Distinguished Scholar Award presented to Jan Melissen: ‘Very honoured’
Professor Jan Melissen (ISGA) is the recipient of the 2022 ISA Distinguished Scholar Award in Diplomacy Studies. It is the first time this prize has been awarded to someone in Europe. Melissen: ‘I am very honoured and humbled to be the first person to receive this award outside North America.’
Melissen is being honoured this week at the ISA Annual Convention in Nashville. Like thousands of others, he decided to join the Convention online, hopefully for the last time, as most panels are still hosted virtual rather than in-person. According to the jury of the ISA, the International Studies Association, Melissen ‘is being honoured for his substantial influence on the study of diplomacy, for his substantial and innovative research record on diplomacy, and for his impressive record of service to the community of diplomacy students and scholars.’
Panel discussion about future of diplomacy
During the convention, a panel will be held in honour of Melissen. In terms of content, the panel discussion will focus on the future of the study diplomacy. The ISA plaque that comes with the award is currently on its way from America to the Netherlands.
Not only does Melissen feel honoured, he also sees several reasons to welcome the award. ‘It's good for students to know that their teachers are known internationally in their field of expertise, and it's special to receive the award four years after my full-time return to academia. Perhaps above all, I'm grateful for the award committee’s reference to my service to the profession. It's a true privilege, and it gives me many ideas and tons of energy to collaborate with colleagues worldwide.’
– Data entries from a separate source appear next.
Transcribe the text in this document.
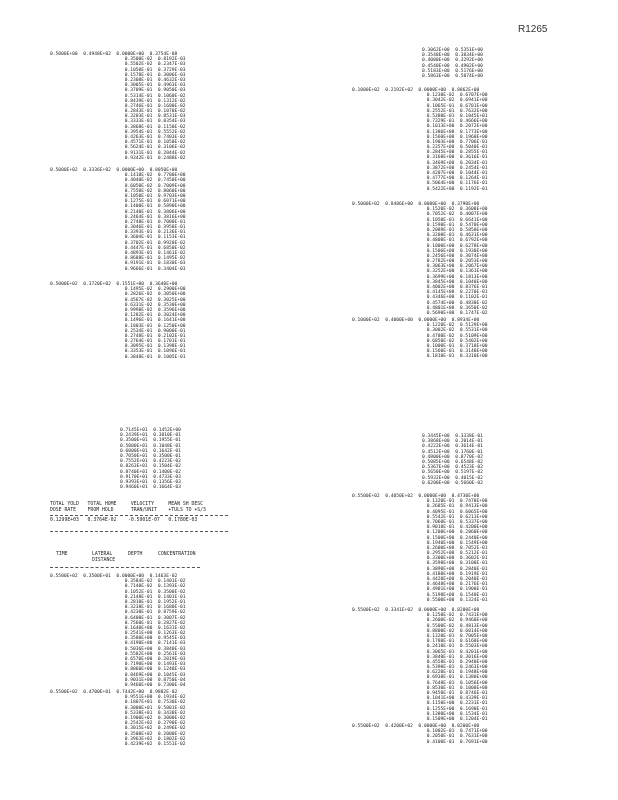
R1265
0.5000E+00  0.4948E+02 0.0000E+00  0.3754E-08
0.3500E-02  0.8192E-03
0.5502E-02  0.2347E-03
0.1050E-01  0.3729E-03
0.1578E-01  0.3006E-03
0.2308E-01  0.4632E-03
0.3005E-01  0.4963E-03
0.3709E-01  0.9050E-03
0.5314E-01  0.1060E-02
0.8439E-01  0.1312E-02
0.2746E-01  0.1600E-02
0.2843E-01  0.1070E-02
0.3203E-01  0.8531E-03
0.3333E-01  0.8354E-03
0.3868E-01  0.1150E-02
0.3954E-01  0.5552E-02
0.4263E-01  0.7403E-02
0.4571E-01  0.1050E-02
0.5624E-01  0.3106E-02
0.9131E-01  0.2044E-02
0.9342E-01  0.2488E-02
0.5000E+02  0.3336E+02 0.0000E+00  0.8050E+00
0.1410E-02  0.7700E+00
0.4040E-02  0.7450E+00
0.6050E-02  0.7009E+00
0.7550E-02  0.8060E+00
0.1050E-01  0.9703E+00
0.1275E-01  0.6071E+00
0.1400E-01  0.5890E+00
0.2140E-01  0.3806E+00
0.2464E-01  0.3816E+00
0.2748E-01  0.7000E-01
0.3046E-01  0.3958E-01
0.3393E-01  0.2136E-01
0.3604E-01  0.1153E-01
0.3702E-01  0.9920E-02
0.4447E-01  0.6850E-02
0.4893E-01  0.1461E-02
0.8688E-01  0.1495E-02
0.9191E-01  0.1830E-03
0.9666E-01  0.3404E-03
0.5000E+02  0.3720E+02 0.1551E+00  0.3640E+00
0.1495E-02  0.2900E+00
0.2826E-02  0.3050E+00
0.4567E-02  0.3025E+00
0.6331E-02  0.3530E+00
0.9998E-02  0.3596E+00
0.1282E-01  0.3024E+00
0.1496E-01  0.1641E+00
0.1803E-01  0.1250E+00
0.2534E-01  0.9000E-01
0.2748E-01  0.2102E-01
0.2764E-01  0.1701E-01
0.3095E-01  0.1398E-01
0.3353E-01  0.1096E-01
0.3848E-01  0.1005E-01
0.7145E+01  0.1452E+00
0.2439E+01  0.3810E-01
0.3500E+01  0.1955E-01
0.5000E+01  0.1048E-01
0.6000E+01  0.1642E-01
0.7050E+01  0.3500E-01
0.7552E+01  0.4223E-02
0.8263E+01  0.1504E-02
0.8740E+01  0.1400E-02
0.9170E+01  0.4733E-03
0.9393E+01  0.1356E-03
0.9460E+01  0.1664E-03
TOTAL YOLD   TOTAL HOME     VELOCITY     MEAN SH DESC
DOSE RATE    FROM HOLD      TRAN/UNIT    +TULS TO +S/3
0.1299E+03   0.3764E-02    -0.5901E-07   0.1780E-03
TIME	LATERAL
DISTANCE
DEPTH	CONCENTRATION
0.5500E+02  0.3500E+01 0.0000E+00  0.1463E-02
0.3584E-02  0.1401E-02
0.7140E-02  0.1393E-02
0.1052E-01  0.3500E-02
0.2148E-01  0.1401E-01
0.2810E-01  0.1952E-01
0.3238E-01  0.1680E-01
0.4230E-01  0.8759E-02
0.6400E-01  0.3007E-02
0.7560E-01  0.2827E-02
0.1640E+00  0.1631E-02
0.2541E+00  0.1263E-02
0.3580E+00  0.9545E-03
0.4190E+00  0.7141E-03
0.5036E+00  0.3840E-03
0.5582E+00  0.2561E-03
0.6570E+00  0.2019E-03
0.7190E+00  0.1493E-03
0.8060E+00  0.1248E-03
0.8469E+00  0.1045E-03
0.9031E+00  0.8750E-04
0.9460E+00  0.7300E-04
0.5500E+02  0.4700E+01 0.7442E+00  0.9882E-02
0.9551E+00  0.1934E-02
0.1807E+01  0.7530E-02
0.3000E+01  0.5001E-02
0.5338E+01  0.3438E-02
0.1900E+02  0.3000E-02
0.2542E+02  0.2790E-02
0.3015E+02  0.2496E-02
0.3500E+02  0.2000E-02
0.3963E+02  0.1802E-02
0.4239E+02  0.1551E-02
0.3062E+00  0.5351E+00
0.3540E+00  0.3834E+00
0.4000E+00  0.3292E+00
0.4540E+00  0.4902E+00
0.5183E+00  0.5176E+00
0.5863E+00  0.5874E+00
0.1000E+02  0.2192E+02 0.0000E+00  0.8862E+00
0.1230E-02  0.6707E+00
0.3042E-02  0.6941E+00
0.1065E-01  0.6701E+00
0.2552E-01  0.7632E+00
0.5380E-01  0.1045E+01
0.7329E-01  0.4666E+00
0.1013E+00  0.2072E+00
0.1386E+00  0.1773E+00
0.1560E+00  0.1960E+00
0.1903E+00  0.7706E-01
0.2357E+00  0.5040E-01
0.2845E+00  0.2855E-01
0.3168E+00  0.3616E-01
0.3469E+00  0.2034E-01
0.3872E+00  0.2454E-01
0.4207E+00  0.1044E-01
0.4777E+00  0.1264E-01
0.5064E+00  0.1176E-01
0.5422E+00  0.1192E-01
0.5000E+02  0.8486E+00 0.0000E+00  0.3790E+00
0.1520E-02  0.3608E+00
0.7052E-02  0.4007E+00
0.1050E-01  0.6641E+00
0.1590E-01  0.5470E+00
0.2089E-01  0.5850E+00
0.3200E-01  0.4631E+00
0.4808E-01  0.6792E+00
0.1000E+00  0.6278E+00
0.1506E+00  0.1930E+00
0.2456E+00  0.3074E+00
0.2782E+00  0.2053E+00
0.3063E+00  0.2067E+00
0.3252E+00  0.1361E+00
0.3699E+00  0.1813E+00
0.3845E+00  0.1040E+00
0.4002E+00  0.8376E-01
0.4145E+00  0.2270E-01
0.4346E+00  0.1102E-01
0.4574E+00  0.4830E-02
0.4801E+00  0.3650E-02
0.5690E+00  0.1747E-02
0.1000E+02  0.4000E+00 0.0000E+00  0.8934E+00
0.1220E-02  0.5129E+00
0.3002E-02  0.5531E+00
0.4780E-02  0.5109E+00
0.6850E-02  0.5402E+00
0.1000E-01  0.3718E+00
0.1560E-01  0.3140E+00
0.1810E-01  0.3310E+00
0.3445E+00  0.3338E-01
0.3868E+00  0.2014E-01
0.4222E+00  0.3614E-01
0.4512E+00  0.1760E-01
0.4800E+00  0.8770E-02
0.5085E+00  0.6548E-02
0.5367E+00  0.4523E-02
0.5650E+00  0.5197E-02
0.5932E+00  0.4015E-02
0.6200E+00  0.5660E-02
0.5500E+02  0.4050E+02 0.0000E+00  0.4730E+00
0.1320E-01  0.7478E+00
0.2685E-01  0.9413E+00
0.4095E-01  0.6065E+00
0.5542E-01  0.6213E+00
0.7060E-01  0.5337E+00
0.9018E-01  0.4200E+00
0.1200E+00  0.2860E+00
0.1500E+00  0.2440E+00
0.1940E+00  0.1549E+00
0.2600E+00  0.7052E-01
0.2952E+00  0.5212E-01
0.3300E+00  0.3602E-01
0.3598E+00  0.3100E-01
0.3890E+00  0.2840E-01
0.4180E+00  0.1919E-01
0.4420E+00  0.2040E-01
0.4648E+00  0.2176E-01
0.4901E+00  0.1900E-01
0.5198E+00  0.1540E-01
0.5500E+00  0.1324E-01
0.5500E+02  0.3341E+02 0.0000E+00  0.8200E+00
0.1250E-02  0.7431E+00
0.2600E-02  0.9460E+00
0.5500E-02  0.4813E+00
0.8800E-02  0.6014E+00
0.1320E-01  0.7005E+00
0.1780E-01  0.6160E+00
0.2410E-01  0.5503E+00
0.3065E-01  0.4201E+00
0.3840E-01  0.3016E+00
0.4558E-01  0.2940E+00
0.5390E-01  0.2463E+00
0.6220E-01  0.1948E+00
0.6938E-01  0.1380E+00
0.7648E-01  0.1056E+00
0.8530E-01  0.1000E+00
0.9450E-01  0.8746E-01
0.1041E+00  0.4339E-01
0.1150E+00  0.2231E-01
0.1255E+00  0.1690E-01
0.1380E+00  0.1534E-01
0.1509E+00  0.1204E-01
0.5500E+02  0.4200E+02 0.0000E+00  0.8200E+00
0.1002E-01  0.7471E+00
0.2050E-01  0.7631E+00
0.4100E-01  0.7691E+00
Leiden and The Hague on the radar
For the University itself and for ISGA, Melissen believes the award is first and foremost raising Leiden’s profile in diplomatic studies. ‘It helps that in the past seventeen years the The Hague Journal of Diplomacy has become a brand name.’ He observes that the demand for knowledge about diplomacy’s contribution to international politics among new generations of students is such that, in diplomatic studies, all academic hands are needed on deck. The war in Ukraine and its lasting political consequences also seem to emphasise that point, and perhaps even more so than the international events that took place in 1989 and 2001. In a world of great powers, Melissen argues, it makes strategic sense for Europe to focus on the development of knowledge on diplomacy. As small to medium size European countries such as Sweden, Norway, Denmark, or Belgium have been consistently doing. In terms of internationally esteemed cities, The Hague surely has a competitive profile when compared to Brussels or Geneva.